California Prison Experts Blast Governor's Response to Court Order

FOR IMMEDIATE RELEASE – MAY 3, 2013

Demand Stronger Population Reduction Strategies and No Prison Expansion

CONTACT:  Emily Harris, 510-435-1176 (Available Friday morning, May 3rd at 7:30am for comment)

Who: Californians United for a Responsible Budget. Speakers will include Misty Rojo of the California Coalition for Women Prisoners, Roger White of Critical Resistance, Vanessa Nelson or Life Support Alliance and Diana Zuñiga and Emily Harris of Californians United for a Responsible Budget and additional experts will be available for comment on specific aspect of the plan.

What: Press Conference Call.  218-936-4141, code #5409430

When: Friday, May 3 2013. Immediately following CDCR’s press conference scheduled for 9:30am.  CURB’s press conference call will begin at 11:00am.

Sacramento: Governor Brown’s ongoing resistance to sentencing and parole reform, even as he submitted a court-ordered plan to reduce the state’s prison population near midnight, was met with outrage and disappointment by Californians across the state. His plan relies on increasing the number of cells available to hold prisoners and doesn’t include a single sentencing reform while making small changes to credits and parole practices.

“There is barely anything here to reduce the prison population. It’s a plan to return to the days of perpetual prison expansion,” says Isaac Lev Szmonko of Critical Resistance a member of CURB, a coalition of more than 50 organizations.  “His plan returns us to the nightmare of a constantly growing prison system – a proven failure – that has scarred two generations of California families and left a huge hole in the state budget.”

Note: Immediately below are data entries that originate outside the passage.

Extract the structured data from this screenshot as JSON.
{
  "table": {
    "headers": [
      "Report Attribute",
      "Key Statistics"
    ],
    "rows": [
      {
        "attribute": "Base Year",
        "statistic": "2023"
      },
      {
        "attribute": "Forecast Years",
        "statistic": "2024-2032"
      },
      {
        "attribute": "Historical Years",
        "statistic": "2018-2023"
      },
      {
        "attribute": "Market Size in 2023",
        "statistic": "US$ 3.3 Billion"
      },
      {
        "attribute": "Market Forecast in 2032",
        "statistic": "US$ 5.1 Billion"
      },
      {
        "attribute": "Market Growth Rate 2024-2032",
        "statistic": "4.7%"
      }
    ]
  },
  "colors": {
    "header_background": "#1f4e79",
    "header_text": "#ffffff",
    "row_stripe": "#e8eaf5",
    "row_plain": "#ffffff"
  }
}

The Governor’s clear preference for expanding the prison system is made clear by the fifth page of the filing: Defendant’s “preference” is not to pursue implementation of any measures listed below, other than complete scheduled construction projects and expanding fire camp capacity.

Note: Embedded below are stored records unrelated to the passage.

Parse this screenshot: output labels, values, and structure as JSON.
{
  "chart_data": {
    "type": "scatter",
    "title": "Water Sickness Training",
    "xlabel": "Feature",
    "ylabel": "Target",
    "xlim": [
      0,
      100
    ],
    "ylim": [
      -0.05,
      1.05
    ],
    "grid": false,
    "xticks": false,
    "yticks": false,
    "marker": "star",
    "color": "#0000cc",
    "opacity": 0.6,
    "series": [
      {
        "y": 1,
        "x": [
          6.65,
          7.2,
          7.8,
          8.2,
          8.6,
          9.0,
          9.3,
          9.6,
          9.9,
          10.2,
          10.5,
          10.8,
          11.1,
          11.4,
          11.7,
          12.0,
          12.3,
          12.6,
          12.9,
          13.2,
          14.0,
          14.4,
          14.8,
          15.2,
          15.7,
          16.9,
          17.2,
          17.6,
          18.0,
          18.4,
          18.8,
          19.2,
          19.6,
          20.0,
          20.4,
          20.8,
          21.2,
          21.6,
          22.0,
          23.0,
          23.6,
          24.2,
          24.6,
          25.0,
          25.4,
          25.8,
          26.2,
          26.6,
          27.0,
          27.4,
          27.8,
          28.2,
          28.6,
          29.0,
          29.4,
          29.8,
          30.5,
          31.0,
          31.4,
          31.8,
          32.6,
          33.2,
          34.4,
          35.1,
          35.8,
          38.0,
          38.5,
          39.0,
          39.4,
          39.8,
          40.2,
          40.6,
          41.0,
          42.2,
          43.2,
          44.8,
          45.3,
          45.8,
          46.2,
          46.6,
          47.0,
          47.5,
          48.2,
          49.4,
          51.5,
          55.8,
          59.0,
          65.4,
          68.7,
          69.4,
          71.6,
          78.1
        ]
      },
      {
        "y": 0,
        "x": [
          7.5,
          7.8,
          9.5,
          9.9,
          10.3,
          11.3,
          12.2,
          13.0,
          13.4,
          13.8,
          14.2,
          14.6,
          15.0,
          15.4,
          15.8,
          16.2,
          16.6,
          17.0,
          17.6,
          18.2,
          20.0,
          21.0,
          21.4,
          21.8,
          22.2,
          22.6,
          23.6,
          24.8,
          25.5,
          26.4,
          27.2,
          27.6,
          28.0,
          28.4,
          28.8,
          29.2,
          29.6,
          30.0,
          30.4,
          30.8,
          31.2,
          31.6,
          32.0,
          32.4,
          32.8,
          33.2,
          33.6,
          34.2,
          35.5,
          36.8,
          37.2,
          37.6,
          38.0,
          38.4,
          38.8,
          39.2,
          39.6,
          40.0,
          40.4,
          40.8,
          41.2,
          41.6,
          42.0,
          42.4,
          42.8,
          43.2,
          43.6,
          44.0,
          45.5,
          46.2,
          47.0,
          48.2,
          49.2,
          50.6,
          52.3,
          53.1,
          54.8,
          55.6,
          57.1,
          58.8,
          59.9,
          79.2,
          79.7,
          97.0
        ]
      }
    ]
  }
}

The Governor’s plan includes the addition of 2,855 new prison beds, a 1,250 bed expansion of the fire camps and leasing 1,600 cells from county jails. The CDCR’s ongoing ‘infill’ bed expansion at existing prisons is not mentioned in the plan.

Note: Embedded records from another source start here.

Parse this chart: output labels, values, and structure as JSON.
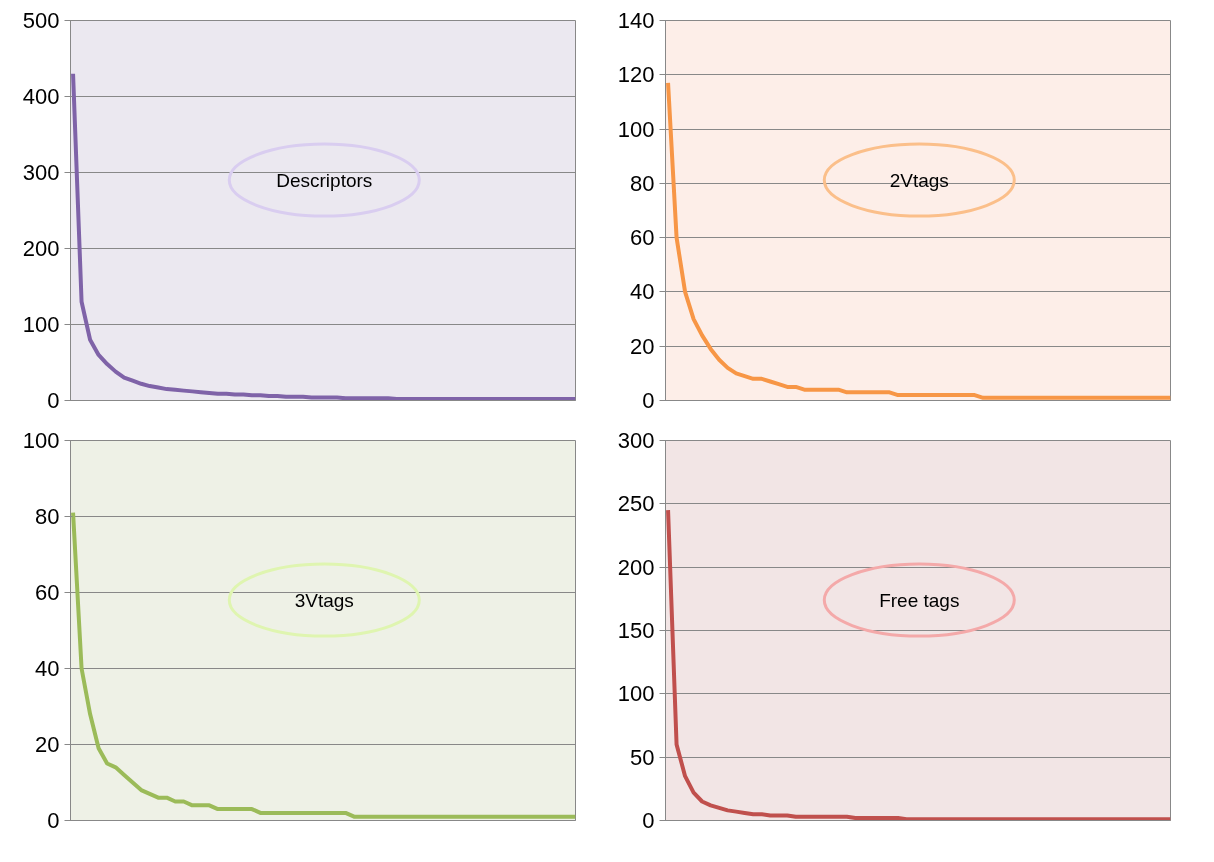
{
  "chart_data": [
    {
      "type": "line",
      "title": "Descriptors",
      "categories": [
        null,
        null,
        null,
        null,
        null,
        null,
        null,
        null,
        null,
        null,
        null,
        null,
        null,
        null,
        null,
        null,
        null,
        null,
        null,
        null,
        null,
        null,
        null,
        null,
        null,
        null,
        null,
        null,
        null,
        null,
        null,
        null,
        null,
        null,
        null,
        null,
        null,
        null,
        null,
        null,
        null,
        null,
        null,
        null,
        null,
        null,
        null,
        null,
        null,
        null,
        null,
        null,
        null,
        null,
        null,
        null,
        null,
        null,
        null,
        null
      ],
      "series": [
        {
          "color": "#7f63a8",
          "values": [
            430,
            130,
            80,
            60,
            48,
            38,
            30,
            26,
            22,
            19,
            17,
            15,
            14,
            13,
            12,
            11,
            10,
            9,
            9,
            8,
            8,
            7,
            7,
            6,
            6,
            5,
            5,
            5,
            4,
            4,
            4,
            4,
            3,
            3,
            3,
            3,
            3,
            3,
            2,
            2,
            2,
            2,
            2,
            2,
            2,
            2,
            2,
            2,
            2,
            2,
            2,
            2,
            2,
            2,
            2,
            2,
            2,
            2,
            2,
            2
          ]
        }
      ],
      "ylim": [
        0,
        500
      ],
      "yticks": [
        0,
        100,
        200,
        300,
        400,
        500
      ],
      "grid": "y",
      "tick_labels": "y",
      "marker": "none",
      "line_style": "solid"
    },
    {
      "type": "line",
      "title": "2Vtags",
      "categories": [
        null,
        null,
        null,
        null,
        null,
        null,
        null,
        null,
        null,
        null,
        null,
        null,
        null,
        null,
        null,
        null,
        null,
        null,
        null,
        null,
        null,
        null,
        null,
        null,
        null,
        null,
        null,
        null,
        null,
        null,
        null,
        null,
        null,
        null,
        null,
        null,
        null,
        null,
        null,
        null,
        null,
        null,
        null,
        null,
        null,
        null,
        null,
        null,
        null,
        null,
        null,
        null,
        null,
        null,
        null,
        null,
        null,
        null,
        null,
        null
      ],
      "series": [
        {
          "color": "#f79646",
          "values": [
            117,
            60,
            40,
            30,
            24,
            19,
            15,
            12,
            10,
            9,
            8,
            8,
            7,
            6,
            5,
            5,
            4,
            4,
            4,
            4,
            4,
            3,
            3,
            3,
            3,
            3,
            3,
            2,
            2,
            2,
            2,
            2,
            2,
            2,
            2,
            2,
            2,
            1,
            1,
            1,
            1,
            1,
            1,
            1,
            1,
            1,
            1,
            1,
            1,
            1,
            1,
            1,
            1,
            1,
            1,
            1,
            1,
            1,
            1,
            1
          ]
        }
      ],
      "ylim": [
        0,
        140
      ],
      "yticks": [
        0,
        20,
        40,
        60,
        80,
        100,
        120,
        140
      ],
      "grid": "y",
      "tick_labels": "y",
      "marker": "none",
      "line_style": "solid"
    },
    {
      "type": "line",
      "title": "3Vtags",
      "categories": [
        null,
        null,
        null,
        null,
        null,
        null,
        null,
        null,
        null,
        null,
        null,
        null,
        null,
        null,
        null,
        null,
        null,
        null,
        null,
        null,
        null,
        null,
        null,
        null,
        null,
        null,
        null,
        null,
        null,
        null,
        null,
        null,
        null,
        null,
        null,
        null,
        null,
        null,
        null,
        null,
        null,
        null,
        null,
        null,
        null,
        null,
        null,
        null,
        null,
        null,
        null,
        null,
        null,
        null,
        null,
        null,
        null,
        null,
        null,
        null
      ],
      "series": [
        {
          "color": "#9bbb59",
          "values": [
            81,
            40,
            28,
            19,
            15,
            14,
            12,
            10,
            8,
            7,
            6,
            6,
            5,
            5,
            4,
            4,
            4,
            3,
            3,
            3,
            3,
            3,
            2,
            2,
            2,
            2,
            2,
            2,
            2,
            2,
            2,
            2,
            2,
            1,
            1,
            1,
            1,
            1,
            1,
            1,
            1,
            1,
            1,
            1,
            1,
            1,
            1,
            1,
            1,
            1,
            1,
            1,
            1,
            1,
            1,
            1,
            1,
            1,
            1,
            1
          ]
        }
      ],
      "ylim": [
        0,
        100
      ],
      "yticks": [
        0,
        20,
        40,
        60,
        80,
        100
      ],
      "grid": "y",
      "tick_labels": "y",
      "marker": "none",
      "line_style": "solid"
    },
    {
      "type": "line",
      "title": "Free tags",
      "categories": [
        null,
        null,
        null,
        null,
        null,
        null,
        null,
        null,
        null,
        null,
        null,
        null,
        null,
        null,
        null,
        null,
        null,
        null,
        null,
        null,
        null,
        null,
        null,
        null,
        null,
        null,
        null,
        null,
        null,
        null,
        null,
        null,
        null,
        null,
        null,
        null,
        null,
        null,
        null,
        null,
        null,
        null,
        null,
        null,
        null,
        null,
        null,
        null,
        null,
        null,
        null,
        null,
        null,
        null,
        null,
        null,
        null,
        null,
        null,
        null
      ],
      "series": [
        {
          "color": "#c0504d",
          "values": [
            245,
            60,
            35,
            22,
            15,
            12,
            10,
            8,
            7,
            6,
            5,
            5,
            4,
            4,
            4,
            3,
            3,
            3,
            3,
            3,
            3,
            3,
            2,
            2,
            2,
            2,
            2,
            2,
            1,
            1,
            1,
            1,
            1,
            1,
            1,
            1,
            1,
            1,
            1,
            1,
            1,
            1,
            1,
            1,
            1,
            1,
            1,
            1,
            1,
            1,
            1,
            1,
            1,
            1,
            1,
            1,
            1,
            1,
            1,
            1
          ]
        }
      ],
      "ylim": [
        0,
        300
      ],
      "yticks": [
        0,
        50,
        100,
        150,
        200,
        250,
        300
      ],
      "grid": "y",
      "tick_labels": "y",
      "marker": "none",
      "line_style": "solid"
    }
  ]
}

The Governor commits to requesting “that the Legislature expand medical parole and establish a parole process for certain elderly inmates determined to be at low-risk for recidivism” (p.37).

“Expanding parole for the seriously ill and for a small portion of elderly prisoners are only two of dozens of opportunities available,” says Diana Zuñiga of CURB, which has proposed changes to sentencing and parole practices that could meet the population reduction target even after returning prisoners from out of state. “We call on the legislature to step up and demonstrate the leadership the Governor has failed to bring.  Cancel all prison construction plans, make real reductions to the prison population, and end the practice of out-of-state transfers.”

Erwin Chemerinsky, dean of the law school at UC Irvine, compared Governor Brown’s continued resistance to the Court Order to “the Southern governors of the 1950s declaring their defiance of federal court desegregation orders.”

The overwhelming passage of Prop. 36 is widely recognized as a mandate from voters to turn away from three decades of prison expansion. A poll conducted by Tulchin research for the ACLU found that 87% of Californians agreed “our prisons and jails are overcrowded and we should find other ways to hold people accountable for non-violent offenses.”